Challenges for Retailers
Retailers also face many challenges while engaging in business relations with principal companies. Obviously, their challenges are different. Some of the most crucial ones are:
1. Choosing the Right Mix
Retailers want to stock multiple brands to ensure their outlets stay functional and profitable. But a challenge for them is to choose the right mix of brands to partner with. They might partner with a brand whose goods do not move off the shelf quickly.
That leads to many cascading effects, one of which is inventory management.
2. Inventory management
It’s not difficult to guess the inventory needed for popular goods. But for no-so-popular goods, inventory management is challenging but essential.
Retailers might be lured by a higher margin offered by new principal companies who want to grab market share. But how much of that inventory sells depends on the principal company’s marketing, reputation, product demand and customer support.
The more time goods spend on shelves and in warehouses, the more the revenue of retailers is impacted. Their concept of mota mota hisaab largely stifles their growth. This is because beyond a point, they cannot focus on specifics or strategize deeply.
3. Visual Display
Merchandize display is the make-or-break for any retail store. Steve Jobs spent agonizingly long working on every element of Apple retail stores for years. The results are for us to see.
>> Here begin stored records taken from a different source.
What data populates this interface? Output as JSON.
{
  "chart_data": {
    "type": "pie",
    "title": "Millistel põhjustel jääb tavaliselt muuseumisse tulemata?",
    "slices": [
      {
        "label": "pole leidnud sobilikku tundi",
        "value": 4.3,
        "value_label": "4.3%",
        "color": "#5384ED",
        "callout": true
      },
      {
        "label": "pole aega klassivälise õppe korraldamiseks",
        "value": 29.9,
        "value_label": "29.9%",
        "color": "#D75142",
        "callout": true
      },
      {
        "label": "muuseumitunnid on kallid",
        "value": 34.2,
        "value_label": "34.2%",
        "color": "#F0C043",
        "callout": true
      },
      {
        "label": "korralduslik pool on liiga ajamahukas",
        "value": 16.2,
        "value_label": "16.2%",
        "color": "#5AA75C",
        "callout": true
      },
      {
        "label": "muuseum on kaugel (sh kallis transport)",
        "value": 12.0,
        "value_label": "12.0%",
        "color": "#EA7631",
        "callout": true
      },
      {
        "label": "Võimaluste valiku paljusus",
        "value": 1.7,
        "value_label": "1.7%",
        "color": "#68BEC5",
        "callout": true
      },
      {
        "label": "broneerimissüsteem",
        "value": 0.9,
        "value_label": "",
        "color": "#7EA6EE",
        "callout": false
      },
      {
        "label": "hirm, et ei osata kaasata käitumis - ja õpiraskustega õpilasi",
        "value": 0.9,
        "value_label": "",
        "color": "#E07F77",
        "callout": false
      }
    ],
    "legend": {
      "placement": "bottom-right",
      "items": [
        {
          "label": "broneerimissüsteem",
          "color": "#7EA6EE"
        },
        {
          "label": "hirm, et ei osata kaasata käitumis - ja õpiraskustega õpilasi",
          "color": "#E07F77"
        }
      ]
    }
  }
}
A retailer shouldn’t doesn’t just make visual merchandising attractive. He must ensure that the goods he stocks are properly visible. Failure to do this results in a revenue loss for his business.
For instance, if a lesser known brand gets visual preference over a more popular one, the latter could reduce its business arrangement with the retailer. This could lead to revenue losses for the retailer, since it’s easier for a popular brand to find other cooperating sales partners.
Parent companies also face challenges when it comes to visual merchandising. They instruct their sales teams to conduct periodic audits, because this ensures that parent companies are in the know of how their products are displayed at retail outlets. This, in turn, has a direct correlation with their sales. However, parent companies find it challenging to have control over the audit cycle, and whether they are conducted accurately.
The ideal business environment is one where principal companies and retailers don’t just grow individually, but together also. With a topography like India, retailers are crucial for principal companies, and vice versa. With the growing demand for better goods, it becomes increasingly important with each passing day for both entities to overcome these challenges and forge a strong business partnership.